Mit Hilfe von ausgeklügelten geometrischen und mathematischen Verfahren erfasste man die Holzvorräte und kalkulierte den zu erwartenden Zuwachs. Man legte Umtriebszeiten fest und bestimmte damit das optimale Alter, in dem die Bestände abgeholzt werden sollten. Die Waldfläche wurde in Parzellen homogener, also gleichaltriger und gleichartiger Bestände eingeteilt. Ein Plan legte fest: Wieviel Holz darf ich jährlich schlagen? Zu welchem Zeitpunkt ist welche Fläche abzuholzen? Wie ist die Verjüngung, also das Nachwachsen der gefällten Bäume, durchzuführen?  Forsteinrichtung  nannten die Forstklassiker ihre wissenschaftliche Methode des Ressourcen-Managements. 

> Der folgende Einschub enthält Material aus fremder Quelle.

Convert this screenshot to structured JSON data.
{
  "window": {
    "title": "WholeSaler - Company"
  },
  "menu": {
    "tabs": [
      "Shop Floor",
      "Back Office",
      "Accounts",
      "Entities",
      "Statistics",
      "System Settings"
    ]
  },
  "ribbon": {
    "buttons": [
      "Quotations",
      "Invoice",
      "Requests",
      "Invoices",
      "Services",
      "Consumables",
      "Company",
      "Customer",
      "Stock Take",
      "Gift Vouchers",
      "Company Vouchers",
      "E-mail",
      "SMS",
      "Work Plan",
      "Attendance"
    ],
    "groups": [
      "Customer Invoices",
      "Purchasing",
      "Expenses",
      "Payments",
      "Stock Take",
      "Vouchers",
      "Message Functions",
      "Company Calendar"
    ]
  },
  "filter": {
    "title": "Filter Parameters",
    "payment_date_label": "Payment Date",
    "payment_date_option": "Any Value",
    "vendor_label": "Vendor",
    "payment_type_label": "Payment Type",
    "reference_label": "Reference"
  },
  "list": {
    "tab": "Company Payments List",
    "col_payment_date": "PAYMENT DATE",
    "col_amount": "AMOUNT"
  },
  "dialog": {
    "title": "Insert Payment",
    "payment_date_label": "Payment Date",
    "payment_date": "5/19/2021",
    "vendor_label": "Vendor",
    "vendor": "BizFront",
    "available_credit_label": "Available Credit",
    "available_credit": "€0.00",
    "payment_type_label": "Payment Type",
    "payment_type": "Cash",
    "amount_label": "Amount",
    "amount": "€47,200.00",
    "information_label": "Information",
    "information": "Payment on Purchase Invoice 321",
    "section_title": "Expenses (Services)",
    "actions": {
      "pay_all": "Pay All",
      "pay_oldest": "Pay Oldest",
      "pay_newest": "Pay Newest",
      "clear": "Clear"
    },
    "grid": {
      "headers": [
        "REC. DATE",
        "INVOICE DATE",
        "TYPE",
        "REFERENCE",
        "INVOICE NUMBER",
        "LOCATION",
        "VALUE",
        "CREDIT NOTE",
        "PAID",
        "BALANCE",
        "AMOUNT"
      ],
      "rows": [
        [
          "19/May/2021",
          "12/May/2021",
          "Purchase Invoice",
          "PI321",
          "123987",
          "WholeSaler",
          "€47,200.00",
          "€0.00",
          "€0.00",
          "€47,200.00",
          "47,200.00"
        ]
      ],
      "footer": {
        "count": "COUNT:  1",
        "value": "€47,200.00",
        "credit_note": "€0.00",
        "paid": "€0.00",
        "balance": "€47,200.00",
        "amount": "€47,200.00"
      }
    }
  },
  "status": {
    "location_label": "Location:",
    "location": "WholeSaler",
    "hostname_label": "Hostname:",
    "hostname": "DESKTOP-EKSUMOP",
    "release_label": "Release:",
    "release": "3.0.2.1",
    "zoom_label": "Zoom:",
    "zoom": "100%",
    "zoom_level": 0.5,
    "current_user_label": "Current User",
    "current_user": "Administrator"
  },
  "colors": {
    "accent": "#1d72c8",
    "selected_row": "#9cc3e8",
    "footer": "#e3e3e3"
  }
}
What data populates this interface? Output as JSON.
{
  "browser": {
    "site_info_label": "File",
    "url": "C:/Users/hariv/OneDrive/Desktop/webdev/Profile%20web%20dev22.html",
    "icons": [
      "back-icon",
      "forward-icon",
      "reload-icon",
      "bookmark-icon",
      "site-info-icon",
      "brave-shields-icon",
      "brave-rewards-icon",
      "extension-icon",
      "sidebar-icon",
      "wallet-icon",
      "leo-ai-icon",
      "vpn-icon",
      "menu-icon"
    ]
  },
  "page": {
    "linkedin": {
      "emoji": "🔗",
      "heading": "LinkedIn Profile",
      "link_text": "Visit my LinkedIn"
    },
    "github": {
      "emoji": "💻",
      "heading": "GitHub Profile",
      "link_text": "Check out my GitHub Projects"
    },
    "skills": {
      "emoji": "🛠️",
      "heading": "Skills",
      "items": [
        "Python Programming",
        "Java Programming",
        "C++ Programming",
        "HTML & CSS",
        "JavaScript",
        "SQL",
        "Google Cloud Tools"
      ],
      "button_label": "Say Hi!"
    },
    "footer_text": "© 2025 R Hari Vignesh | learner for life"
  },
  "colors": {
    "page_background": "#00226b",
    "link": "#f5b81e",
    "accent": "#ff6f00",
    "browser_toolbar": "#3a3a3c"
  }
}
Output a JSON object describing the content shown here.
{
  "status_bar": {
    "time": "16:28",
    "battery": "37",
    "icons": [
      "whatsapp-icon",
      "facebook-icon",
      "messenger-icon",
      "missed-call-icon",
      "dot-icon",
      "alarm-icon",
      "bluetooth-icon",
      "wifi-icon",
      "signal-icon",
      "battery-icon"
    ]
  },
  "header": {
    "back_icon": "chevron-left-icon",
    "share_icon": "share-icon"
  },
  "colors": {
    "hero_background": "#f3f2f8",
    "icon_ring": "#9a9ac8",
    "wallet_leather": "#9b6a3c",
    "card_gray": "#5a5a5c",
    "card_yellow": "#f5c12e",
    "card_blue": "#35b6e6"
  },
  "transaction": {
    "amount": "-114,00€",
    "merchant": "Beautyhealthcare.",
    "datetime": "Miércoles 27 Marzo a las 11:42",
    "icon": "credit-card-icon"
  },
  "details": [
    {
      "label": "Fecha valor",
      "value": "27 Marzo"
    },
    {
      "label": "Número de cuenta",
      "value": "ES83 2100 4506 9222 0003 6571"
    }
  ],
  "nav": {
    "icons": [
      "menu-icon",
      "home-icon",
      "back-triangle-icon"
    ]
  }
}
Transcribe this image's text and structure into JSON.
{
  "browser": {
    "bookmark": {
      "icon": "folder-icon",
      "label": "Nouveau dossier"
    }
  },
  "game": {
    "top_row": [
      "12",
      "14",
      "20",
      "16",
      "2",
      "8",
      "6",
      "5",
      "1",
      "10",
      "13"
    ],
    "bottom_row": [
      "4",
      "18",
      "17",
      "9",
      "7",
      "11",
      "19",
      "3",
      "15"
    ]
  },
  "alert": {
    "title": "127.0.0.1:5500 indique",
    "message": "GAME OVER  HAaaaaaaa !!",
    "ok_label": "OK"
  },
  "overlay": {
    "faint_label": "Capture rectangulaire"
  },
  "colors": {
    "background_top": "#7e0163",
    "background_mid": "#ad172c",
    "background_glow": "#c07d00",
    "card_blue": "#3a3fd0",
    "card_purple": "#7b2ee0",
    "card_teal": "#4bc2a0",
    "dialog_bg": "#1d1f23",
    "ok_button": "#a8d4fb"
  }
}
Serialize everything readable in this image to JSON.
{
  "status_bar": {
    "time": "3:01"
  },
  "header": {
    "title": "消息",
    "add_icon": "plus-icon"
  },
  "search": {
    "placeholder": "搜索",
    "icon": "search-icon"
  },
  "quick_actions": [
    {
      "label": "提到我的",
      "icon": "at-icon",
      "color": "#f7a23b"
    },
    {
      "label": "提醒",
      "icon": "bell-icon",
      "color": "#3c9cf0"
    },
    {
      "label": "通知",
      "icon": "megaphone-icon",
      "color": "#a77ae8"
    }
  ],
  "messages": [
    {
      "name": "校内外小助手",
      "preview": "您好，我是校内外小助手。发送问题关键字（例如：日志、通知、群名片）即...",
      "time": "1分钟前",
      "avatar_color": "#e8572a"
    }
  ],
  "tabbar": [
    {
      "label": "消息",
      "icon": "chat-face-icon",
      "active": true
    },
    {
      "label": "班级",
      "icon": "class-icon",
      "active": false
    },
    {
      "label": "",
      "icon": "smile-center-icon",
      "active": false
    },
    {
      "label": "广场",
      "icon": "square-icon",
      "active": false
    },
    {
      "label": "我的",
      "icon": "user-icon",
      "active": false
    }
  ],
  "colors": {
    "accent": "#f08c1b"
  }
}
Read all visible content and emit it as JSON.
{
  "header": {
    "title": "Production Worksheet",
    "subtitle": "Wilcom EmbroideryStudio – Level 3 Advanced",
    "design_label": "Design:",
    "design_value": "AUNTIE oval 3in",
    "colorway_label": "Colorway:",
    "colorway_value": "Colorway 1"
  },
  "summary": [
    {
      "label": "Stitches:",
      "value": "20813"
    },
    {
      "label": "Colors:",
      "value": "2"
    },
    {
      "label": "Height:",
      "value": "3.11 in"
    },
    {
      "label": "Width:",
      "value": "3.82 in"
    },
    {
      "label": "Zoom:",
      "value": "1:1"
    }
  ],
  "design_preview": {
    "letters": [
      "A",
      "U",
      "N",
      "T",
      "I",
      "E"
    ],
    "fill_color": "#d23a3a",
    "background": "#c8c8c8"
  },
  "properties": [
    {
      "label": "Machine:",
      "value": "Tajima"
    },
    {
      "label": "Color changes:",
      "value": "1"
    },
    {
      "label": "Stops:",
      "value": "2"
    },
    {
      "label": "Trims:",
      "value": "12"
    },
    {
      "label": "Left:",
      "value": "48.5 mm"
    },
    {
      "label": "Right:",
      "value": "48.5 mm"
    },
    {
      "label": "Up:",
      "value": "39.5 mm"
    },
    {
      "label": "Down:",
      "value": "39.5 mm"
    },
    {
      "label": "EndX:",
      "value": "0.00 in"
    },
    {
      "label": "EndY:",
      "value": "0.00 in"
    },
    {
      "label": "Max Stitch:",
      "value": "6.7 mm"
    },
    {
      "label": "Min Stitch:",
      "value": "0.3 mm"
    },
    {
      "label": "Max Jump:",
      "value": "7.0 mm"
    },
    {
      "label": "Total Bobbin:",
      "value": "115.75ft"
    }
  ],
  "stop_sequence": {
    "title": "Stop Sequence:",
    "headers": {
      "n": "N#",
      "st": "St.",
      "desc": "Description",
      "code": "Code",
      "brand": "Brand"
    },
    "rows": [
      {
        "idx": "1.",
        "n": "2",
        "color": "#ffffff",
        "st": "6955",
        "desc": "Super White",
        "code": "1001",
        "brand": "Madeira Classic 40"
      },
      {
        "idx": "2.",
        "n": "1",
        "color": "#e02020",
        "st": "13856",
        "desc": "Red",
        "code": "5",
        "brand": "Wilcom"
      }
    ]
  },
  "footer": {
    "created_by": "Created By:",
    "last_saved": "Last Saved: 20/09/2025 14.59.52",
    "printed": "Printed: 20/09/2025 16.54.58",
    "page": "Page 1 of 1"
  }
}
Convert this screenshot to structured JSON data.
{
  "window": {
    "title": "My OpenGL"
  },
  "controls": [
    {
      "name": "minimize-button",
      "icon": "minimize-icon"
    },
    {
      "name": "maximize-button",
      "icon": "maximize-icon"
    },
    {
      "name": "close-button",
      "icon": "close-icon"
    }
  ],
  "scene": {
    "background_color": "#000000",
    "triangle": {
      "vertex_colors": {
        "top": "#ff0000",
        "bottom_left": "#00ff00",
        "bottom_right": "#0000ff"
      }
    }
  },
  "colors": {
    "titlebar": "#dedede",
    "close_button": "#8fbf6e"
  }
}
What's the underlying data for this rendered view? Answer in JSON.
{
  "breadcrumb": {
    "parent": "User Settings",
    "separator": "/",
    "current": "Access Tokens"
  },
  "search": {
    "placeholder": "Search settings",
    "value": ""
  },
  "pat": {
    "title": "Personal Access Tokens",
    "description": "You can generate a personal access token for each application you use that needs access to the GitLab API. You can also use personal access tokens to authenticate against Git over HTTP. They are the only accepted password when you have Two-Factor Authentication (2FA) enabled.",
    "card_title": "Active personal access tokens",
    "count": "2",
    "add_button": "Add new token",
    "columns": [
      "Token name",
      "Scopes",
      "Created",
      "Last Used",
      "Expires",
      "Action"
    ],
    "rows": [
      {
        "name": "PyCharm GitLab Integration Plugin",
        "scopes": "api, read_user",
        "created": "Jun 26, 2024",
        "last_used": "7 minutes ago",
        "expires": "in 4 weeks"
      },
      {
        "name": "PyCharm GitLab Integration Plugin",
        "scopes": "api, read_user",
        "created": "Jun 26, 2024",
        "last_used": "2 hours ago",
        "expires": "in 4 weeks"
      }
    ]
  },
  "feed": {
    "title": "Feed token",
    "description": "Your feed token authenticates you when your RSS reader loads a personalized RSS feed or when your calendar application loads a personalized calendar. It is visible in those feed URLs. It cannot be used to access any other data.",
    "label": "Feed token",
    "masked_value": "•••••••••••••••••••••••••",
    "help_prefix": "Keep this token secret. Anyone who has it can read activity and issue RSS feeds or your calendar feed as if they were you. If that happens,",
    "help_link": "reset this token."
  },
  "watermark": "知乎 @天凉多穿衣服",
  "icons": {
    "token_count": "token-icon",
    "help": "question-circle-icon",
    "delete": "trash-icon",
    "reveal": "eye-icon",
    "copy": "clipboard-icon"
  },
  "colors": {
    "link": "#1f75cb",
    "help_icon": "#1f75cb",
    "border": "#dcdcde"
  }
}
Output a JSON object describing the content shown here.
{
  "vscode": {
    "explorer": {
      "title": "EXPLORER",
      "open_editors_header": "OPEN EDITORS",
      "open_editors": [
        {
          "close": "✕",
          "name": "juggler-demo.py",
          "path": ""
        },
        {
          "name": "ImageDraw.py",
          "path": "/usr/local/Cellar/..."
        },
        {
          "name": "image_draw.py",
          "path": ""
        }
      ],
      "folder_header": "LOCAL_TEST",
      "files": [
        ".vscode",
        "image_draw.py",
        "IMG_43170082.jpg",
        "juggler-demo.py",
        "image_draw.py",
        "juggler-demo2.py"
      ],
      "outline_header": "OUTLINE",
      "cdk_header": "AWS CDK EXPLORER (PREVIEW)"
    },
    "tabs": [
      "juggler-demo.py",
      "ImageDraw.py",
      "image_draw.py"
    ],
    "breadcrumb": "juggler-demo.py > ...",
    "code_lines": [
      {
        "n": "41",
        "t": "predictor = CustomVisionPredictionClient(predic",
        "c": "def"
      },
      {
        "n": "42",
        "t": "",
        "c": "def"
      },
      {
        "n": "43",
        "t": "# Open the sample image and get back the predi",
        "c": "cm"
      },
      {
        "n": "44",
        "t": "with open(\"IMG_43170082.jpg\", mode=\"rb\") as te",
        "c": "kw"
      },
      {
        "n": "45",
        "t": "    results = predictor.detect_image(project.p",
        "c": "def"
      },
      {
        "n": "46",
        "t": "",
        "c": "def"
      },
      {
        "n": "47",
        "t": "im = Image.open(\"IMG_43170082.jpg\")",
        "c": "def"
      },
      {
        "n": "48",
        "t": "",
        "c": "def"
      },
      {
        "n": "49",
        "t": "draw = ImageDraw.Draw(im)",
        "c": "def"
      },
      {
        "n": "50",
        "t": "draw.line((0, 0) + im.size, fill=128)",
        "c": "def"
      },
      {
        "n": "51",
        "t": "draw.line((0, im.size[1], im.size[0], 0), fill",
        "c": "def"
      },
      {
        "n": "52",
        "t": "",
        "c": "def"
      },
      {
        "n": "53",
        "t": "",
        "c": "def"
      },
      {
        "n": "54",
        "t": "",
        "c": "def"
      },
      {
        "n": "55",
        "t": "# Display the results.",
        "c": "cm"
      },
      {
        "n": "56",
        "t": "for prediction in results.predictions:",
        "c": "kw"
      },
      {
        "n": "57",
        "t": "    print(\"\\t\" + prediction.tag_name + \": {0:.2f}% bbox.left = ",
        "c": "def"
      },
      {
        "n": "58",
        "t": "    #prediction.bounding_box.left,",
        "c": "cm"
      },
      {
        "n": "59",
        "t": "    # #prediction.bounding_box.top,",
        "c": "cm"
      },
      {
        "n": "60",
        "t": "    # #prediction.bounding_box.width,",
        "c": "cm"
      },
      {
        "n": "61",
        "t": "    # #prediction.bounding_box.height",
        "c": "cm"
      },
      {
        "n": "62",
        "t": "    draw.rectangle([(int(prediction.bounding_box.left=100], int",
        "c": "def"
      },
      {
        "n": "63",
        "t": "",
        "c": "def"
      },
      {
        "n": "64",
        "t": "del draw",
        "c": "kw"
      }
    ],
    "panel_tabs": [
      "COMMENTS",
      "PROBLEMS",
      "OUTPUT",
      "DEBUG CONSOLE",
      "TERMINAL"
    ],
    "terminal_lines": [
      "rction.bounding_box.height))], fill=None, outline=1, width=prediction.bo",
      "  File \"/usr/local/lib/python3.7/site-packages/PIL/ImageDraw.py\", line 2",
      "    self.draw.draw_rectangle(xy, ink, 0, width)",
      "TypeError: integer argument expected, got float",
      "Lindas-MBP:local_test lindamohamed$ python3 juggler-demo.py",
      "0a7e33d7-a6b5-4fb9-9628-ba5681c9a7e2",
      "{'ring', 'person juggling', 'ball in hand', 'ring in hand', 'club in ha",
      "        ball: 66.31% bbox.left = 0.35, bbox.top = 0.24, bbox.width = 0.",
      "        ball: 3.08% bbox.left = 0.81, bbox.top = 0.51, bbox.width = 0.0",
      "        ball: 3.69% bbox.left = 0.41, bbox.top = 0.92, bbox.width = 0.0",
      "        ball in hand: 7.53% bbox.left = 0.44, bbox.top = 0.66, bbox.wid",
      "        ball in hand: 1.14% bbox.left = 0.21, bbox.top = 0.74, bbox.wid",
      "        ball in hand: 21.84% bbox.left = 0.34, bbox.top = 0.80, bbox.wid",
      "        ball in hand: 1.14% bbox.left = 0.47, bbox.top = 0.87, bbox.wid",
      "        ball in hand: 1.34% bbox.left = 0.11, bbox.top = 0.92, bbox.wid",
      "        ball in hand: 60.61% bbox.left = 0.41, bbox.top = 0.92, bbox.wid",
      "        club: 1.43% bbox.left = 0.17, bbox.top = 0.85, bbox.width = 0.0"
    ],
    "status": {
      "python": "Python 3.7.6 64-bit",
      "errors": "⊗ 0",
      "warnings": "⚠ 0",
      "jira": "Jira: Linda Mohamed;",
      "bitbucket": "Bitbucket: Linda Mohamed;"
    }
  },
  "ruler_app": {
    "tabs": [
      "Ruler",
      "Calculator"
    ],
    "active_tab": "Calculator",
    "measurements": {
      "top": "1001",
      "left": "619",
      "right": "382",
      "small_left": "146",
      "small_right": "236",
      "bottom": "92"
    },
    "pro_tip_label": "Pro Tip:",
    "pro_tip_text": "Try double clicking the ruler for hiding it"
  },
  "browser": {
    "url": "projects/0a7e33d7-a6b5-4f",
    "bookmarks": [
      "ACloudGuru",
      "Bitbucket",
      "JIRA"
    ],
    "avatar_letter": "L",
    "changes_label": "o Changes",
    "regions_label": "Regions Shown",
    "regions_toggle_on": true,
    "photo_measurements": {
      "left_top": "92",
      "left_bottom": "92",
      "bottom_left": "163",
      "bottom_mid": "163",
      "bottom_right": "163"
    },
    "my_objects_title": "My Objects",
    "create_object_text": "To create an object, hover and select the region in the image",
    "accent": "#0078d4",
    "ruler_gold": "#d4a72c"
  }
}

Ihre grandiose Leistung: Die Entwaldung wurde rückgängig gemacht. Wobei natürlich die gleichzeitige Erschließung der unterirdischen Wälder, der Kohlevorkommen, eine wesentliche Rolle spielte. Die unbestreitbaren Erfolge stärkten den Glauben an die Berechenbarkeit der Natur. Cottas Nachfolger entwarfen als Denkmodell den Normalwald.. Darin standen gleiche Bäume exakt in Reih und Glied. Jede Altersklasse hatte die gleiche Fläche und produzierte eine jährlich gleichbleibende Holzmasse. Der Normalwald war ein reiner Bestand, heute sagt man: Monokultur. Was als Modell gedacht war, wurde beim Aufbau der neuen Wälder unter dem Druck rascher Gewinnerwartungen unversehens zur Handlungsanweisung. Die neuen Bestände waren in Altersklassen gegliedert und von schnellwüchsigen und ertragreichen Baumarten dominiert. In Sachsen von der Fichte, in Preußen von der Kiefer. Die geregelte  Forstwirtschaft funktionierte bei der Begründung neuer Waldbestände. Unter die Räder kam dabei die standortgemäße, potentiell natürliche Vegetation. Aus dem Mosaik des Waldes wurde das Schachbrett des Forstes. Es gab durchaus skeptische Stimmen: „Die Natur ist weder ein Betschemel, noch eine Vorratskammer“, warnte der Tharandter Zoologieprofessor und 1848er Revolutionär Emil Adolf Roßmäßler. Und Cotta selbst hatte bereits 1817 zur Selbstbeschränkung aufgerufen: „Die Forstwissenschaft enthält keine Zaubermittel und kann nichts gegen den Lauf der Natur tun.“

Um die Mitte des 19. Jahrhundert wurde der Tharandter Nachhaltigkeitsbegriff weltweit zum Leitbild des Forstwesens. Der Nachfolger Cottas an der Forstakademie, Carl Edmund von Berg, bereiste im Auftrag der zaristischen Regierung 1858 die Wälder des damals russischen Großfürstentums Finnland bis hinauf zum Polarkreis. Er beschrieb die besorgniserregende Waldverwüstung  und dozierte über die Grundidee der Nachhaltigkeit, nämlich die Erhaltung der Productionskraft der Wälder, Finnlands größtem Schatz. Sein Gutachten etablierte uthålligt skogsbruk (nachhaltige Waldnutzung) im hohen Norden. 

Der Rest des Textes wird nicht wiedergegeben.